FWIW, the comments I saw on FB from female EMS personnel were mostly negative.


----------



## Seirende (Feb 19, 2019)

mgr22 said:


> FWIW, the comments I saw on FB from female EMS personnel were mostly negative.



As a former female EMS provider, the more I think about it the more insulted I feel.


----------



## mgr22 (Feb 19, 2019)

Seirende said:


> As a former female EMS provider, the more I think about it the more insulted I feel.
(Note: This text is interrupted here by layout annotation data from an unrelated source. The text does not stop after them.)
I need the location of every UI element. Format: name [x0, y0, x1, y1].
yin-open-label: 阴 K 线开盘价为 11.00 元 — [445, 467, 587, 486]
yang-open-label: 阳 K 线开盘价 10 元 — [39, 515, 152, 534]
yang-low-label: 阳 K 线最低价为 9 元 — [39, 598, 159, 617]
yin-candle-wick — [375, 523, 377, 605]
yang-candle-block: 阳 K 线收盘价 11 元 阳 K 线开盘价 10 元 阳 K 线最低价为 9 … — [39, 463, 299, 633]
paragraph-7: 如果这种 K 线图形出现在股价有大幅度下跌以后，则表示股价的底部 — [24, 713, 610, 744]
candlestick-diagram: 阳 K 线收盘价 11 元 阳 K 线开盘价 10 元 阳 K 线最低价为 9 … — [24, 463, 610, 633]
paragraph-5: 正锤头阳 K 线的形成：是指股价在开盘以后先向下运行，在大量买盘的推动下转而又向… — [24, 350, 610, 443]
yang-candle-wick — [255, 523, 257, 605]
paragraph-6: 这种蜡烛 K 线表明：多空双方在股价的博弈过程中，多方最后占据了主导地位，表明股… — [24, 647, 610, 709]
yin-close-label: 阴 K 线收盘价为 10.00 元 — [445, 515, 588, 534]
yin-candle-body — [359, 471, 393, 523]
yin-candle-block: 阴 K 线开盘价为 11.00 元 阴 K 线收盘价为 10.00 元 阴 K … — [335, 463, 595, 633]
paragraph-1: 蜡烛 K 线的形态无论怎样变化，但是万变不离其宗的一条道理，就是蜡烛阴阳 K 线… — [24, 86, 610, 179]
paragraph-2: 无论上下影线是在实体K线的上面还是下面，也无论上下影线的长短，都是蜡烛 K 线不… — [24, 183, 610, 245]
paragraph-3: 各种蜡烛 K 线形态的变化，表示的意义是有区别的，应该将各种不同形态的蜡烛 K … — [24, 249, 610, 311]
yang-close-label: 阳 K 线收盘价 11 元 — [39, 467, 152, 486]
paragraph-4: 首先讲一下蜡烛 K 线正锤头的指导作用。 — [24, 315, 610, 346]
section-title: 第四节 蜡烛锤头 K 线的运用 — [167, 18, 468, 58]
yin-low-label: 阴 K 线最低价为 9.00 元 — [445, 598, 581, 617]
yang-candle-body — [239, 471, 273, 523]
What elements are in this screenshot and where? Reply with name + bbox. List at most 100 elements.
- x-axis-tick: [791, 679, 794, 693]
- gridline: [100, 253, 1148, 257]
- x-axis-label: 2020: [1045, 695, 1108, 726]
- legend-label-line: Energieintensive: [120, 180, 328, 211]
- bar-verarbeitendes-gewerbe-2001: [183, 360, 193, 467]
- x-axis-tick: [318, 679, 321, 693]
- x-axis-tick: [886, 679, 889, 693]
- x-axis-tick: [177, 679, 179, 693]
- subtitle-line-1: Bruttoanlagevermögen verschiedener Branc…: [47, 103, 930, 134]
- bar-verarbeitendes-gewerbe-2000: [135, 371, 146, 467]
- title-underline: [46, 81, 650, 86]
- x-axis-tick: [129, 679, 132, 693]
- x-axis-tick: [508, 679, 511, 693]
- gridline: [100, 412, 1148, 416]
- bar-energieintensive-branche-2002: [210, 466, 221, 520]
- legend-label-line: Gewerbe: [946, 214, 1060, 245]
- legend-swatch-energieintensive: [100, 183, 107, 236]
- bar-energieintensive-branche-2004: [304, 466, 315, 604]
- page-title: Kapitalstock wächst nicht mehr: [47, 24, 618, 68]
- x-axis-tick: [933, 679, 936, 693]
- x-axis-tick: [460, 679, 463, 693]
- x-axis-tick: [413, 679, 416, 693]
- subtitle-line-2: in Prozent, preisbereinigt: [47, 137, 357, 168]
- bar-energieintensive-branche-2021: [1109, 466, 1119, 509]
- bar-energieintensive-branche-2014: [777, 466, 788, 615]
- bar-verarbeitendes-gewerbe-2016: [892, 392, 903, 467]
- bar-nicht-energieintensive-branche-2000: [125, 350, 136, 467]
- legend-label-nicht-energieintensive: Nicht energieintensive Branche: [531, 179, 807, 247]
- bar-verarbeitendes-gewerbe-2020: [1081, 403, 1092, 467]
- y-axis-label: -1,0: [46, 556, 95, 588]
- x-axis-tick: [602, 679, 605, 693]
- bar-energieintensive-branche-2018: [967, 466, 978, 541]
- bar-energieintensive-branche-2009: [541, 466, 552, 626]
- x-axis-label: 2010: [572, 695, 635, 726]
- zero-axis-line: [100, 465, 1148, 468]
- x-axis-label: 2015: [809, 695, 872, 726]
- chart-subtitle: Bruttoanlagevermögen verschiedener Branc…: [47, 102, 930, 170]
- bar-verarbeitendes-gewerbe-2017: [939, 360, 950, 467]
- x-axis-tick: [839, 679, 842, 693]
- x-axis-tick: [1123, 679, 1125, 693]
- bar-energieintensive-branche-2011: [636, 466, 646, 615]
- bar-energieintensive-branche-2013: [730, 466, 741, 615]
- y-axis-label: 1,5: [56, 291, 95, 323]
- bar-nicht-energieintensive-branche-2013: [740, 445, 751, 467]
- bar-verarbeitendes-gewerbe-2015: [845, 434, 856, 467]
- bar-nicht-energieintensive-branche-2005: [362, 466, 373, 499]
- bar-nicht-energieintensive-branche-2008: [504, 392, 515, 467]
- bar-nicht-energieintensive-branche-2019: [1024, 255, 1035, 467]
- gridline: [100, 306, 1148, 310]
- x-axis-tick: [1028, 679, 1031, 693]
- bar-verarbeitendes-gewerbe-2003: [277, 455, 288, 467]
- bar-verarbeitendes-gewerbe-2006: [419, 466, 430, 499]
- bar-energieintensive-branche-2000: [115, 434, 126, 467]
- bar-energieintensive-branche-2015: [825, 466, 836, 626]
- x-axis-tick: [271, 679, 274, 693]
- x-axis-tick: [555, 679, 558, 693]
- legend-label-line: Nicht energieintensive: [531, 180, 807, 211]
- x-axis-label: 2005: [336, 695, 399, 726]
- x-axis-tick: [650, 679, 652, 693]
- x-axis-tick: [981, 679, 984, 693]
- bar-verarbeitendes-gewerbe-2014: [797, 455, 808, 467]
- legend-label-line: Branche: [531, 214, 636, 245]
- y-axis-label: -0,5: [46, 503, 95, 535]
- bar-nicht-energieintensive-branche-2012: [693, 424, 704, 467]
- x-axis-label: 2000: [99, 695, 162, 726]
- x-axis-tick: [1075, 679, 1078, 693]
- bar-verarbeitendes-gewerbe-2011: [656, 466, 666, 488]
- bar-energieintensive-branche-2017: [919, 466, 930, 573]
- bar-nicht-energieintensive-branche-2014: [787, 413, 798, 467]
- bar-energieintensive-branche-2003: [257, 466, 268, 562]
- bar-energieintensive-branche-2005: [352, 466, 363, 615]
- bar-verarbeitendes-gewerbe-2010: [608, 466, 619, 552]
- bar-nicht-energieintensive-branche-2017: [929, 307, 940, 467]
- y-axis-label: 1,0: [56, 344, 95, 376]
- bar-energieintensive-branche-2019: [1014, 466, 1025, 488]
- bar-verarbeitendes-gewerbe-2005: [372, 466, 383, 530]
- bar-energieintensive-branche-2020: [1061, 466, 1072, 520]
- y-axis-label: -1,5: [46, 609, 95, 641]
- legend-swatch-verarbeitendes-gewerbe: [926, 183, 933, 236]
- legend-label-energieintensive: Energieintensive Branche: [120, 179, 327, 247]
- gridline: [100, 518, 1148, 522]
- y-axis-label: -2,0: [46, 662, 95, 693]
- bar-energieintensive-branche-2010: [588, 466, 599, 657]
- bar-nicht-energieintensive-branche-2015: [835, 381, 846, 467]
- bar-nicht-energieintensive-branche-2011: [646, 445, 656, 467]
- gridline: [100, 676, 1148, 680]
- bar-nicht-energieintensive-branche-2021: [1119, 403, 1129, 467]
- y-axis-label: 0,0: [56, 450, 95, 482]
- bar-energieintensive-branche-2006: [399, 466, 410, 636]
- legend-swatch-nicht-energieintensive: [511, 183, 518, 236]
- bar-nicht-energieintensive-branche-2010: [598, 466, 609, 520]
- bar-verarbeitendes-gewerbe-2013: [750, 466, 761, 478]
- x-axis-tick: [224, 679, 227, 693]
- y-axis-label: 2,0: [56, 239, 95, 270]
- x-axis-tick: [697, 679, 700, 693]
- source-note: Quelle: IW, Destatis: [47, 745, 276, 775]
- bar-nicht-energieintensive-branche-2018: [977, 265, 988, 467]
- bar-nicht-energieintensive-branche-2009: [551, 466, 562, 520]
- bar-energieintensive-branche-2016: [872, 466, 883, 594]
That's pretty much how my wife, a former EMT, feels -- except that pink is her favorite color.


----------



## Carlos Danger (Feb 19, 2019)

I mean, its clearly not intended to be insulting. But it is pretty silly overall, IMO…..and more importantly, probably more of a virtue signal than a sincere expression of appreciation to female EMT's. But that's just my anti-PC cynicism showing.


----------



## E tank (Feb 19, 2019)

Seirende said:


> As a former female EMS provider, the more I think about it the more insulted I feel.



So, you don't work in EMS anymore...right?


----------



## Seirende (Feb 19, 2019)

E tank said:


> So, you don't work in EMS anymore...right?



No, I'm in nursing school right now.


----------



## Martyn (Mar 28, 2019)

This ambulance has been this color for years...the crews nickname it 'Pinky'


----------



## CCCSD (Mar 28, 2019)

So much for Hi Viz...


----------